Ese Camotes también me las va a pagar, junto con la empresa y el ganadero. Y hasta el puñetero del Negro, mecachis su estampa, mira que dejarse coger así. El jodido intentaba pegarme un baño. A mí, que podría ser su padre. Es más, que soy su padre. Quiso hacerle fiestas al paquidermo, nomás por joderme y, ¡claro!, lo metió pa’ dentro, bien metido.

En ésas salió el Camotes, muy quitado de la pena. Y medio mató al toro, como siempre.

Y luego el Maestro se arrimó y le hizo lo suyo, como siempre. Y le cortó las orejas, como siempre, después de un estocadón con la marca de la casa, del que salió rebotado, que lo mató pa’ siempre como siempre.

Al ganadero no lo vetó el Maestro. Por el contrario, y precisamente como lo había pronosticado él mismo, le pidió más toros, que alimentó Román con muchas pacas de avena.

Al Negro lo mantuvo en activo, dándole algunas corridas.

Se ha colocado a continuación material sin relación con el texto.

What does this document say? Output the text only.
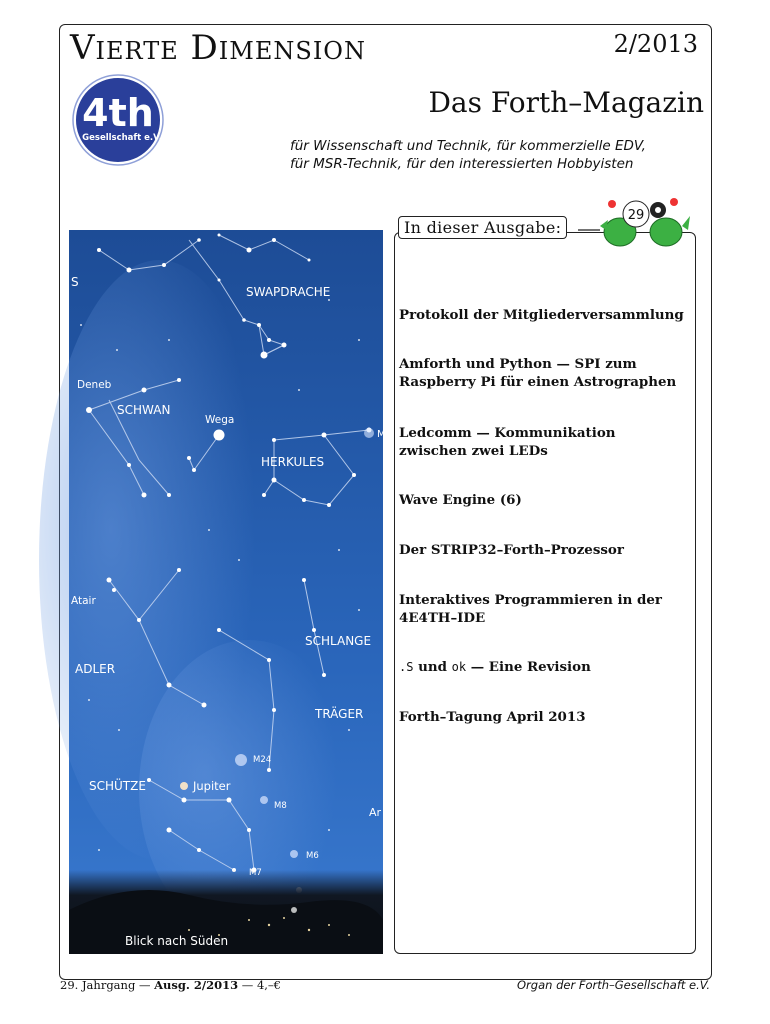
Vierte Dimension	2/2013
4th
Gesellschaft e.V.
Das Forth–Magazin
für Wissenschaft und Technik, für kommerzielle EDV,
für MSR-Technik, für den interessierten Hobbyisten
S
SWAPDRACHE
Deneb
SCHWAN
Wega
HERKULES
M
Atair
SCHLANGE
ADLER
TRÄGER
M24
SCHÜTZE	Jupiter
M8	Ar
M6
M7
Blick nach Süden
29
In dieser Ausgabe:
Protokoll der Mitgliederversammlung
Amforth und Python — SPI zum
Raspberry Pi für einen Astrographen
Ledcomm — Kommunikation
zwischen zwei LEDs
Wave Engine (6)
Der STRIP32–Forth–Prozessor
Interaktives Programmieren in der
4E4TH–IDE
.S und ok — Eine Revision
Forth–Tagung April 2013
29. Jahrgang — Ausg. 2/2013 — 4,–€	Organ der Forth–Gesellschaft e.V.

No muchas, es cierto, pero sí las suficientes como para tenerlo quieto, tranquilizo y fiel.

Con la empresa firmó cada año por esas fechas, hasta el de su retiro que, tristemente, resultó un poco amargo.

No mucho tiempo después de la temporada del cuento, la misma afición que se rendía a sus pies y que le concedió las orejas del Trece, terminó cansada, harta de marrullerías, y le volteó cruelmente la espalda, pitándolo en cuanta plaza se presentó.

Adiós, mamá Carlota. Paso a los nuevos.

Quien sí tuvo un final feliz, fue el Camotes.

Montó en Guadalajara un puesto de ahogadas, en sociedad con el Tableao.

Prosperaron juntos en un negocio de amplios y generosos márgenes, empleando sencillo procedimiento que consistía en afeitar las carnitas de las tortas, rellenando el hueco con un poquito más de frijoles de los que exige la receta.

Claro que, a veces, la clientela protestaba.

Pero, afortunadamente, sólo en muy contadas ocasiones.

Este cuento fue escrito en México, D.F., el 18 de julio del 2006, por «El tío Vinagres».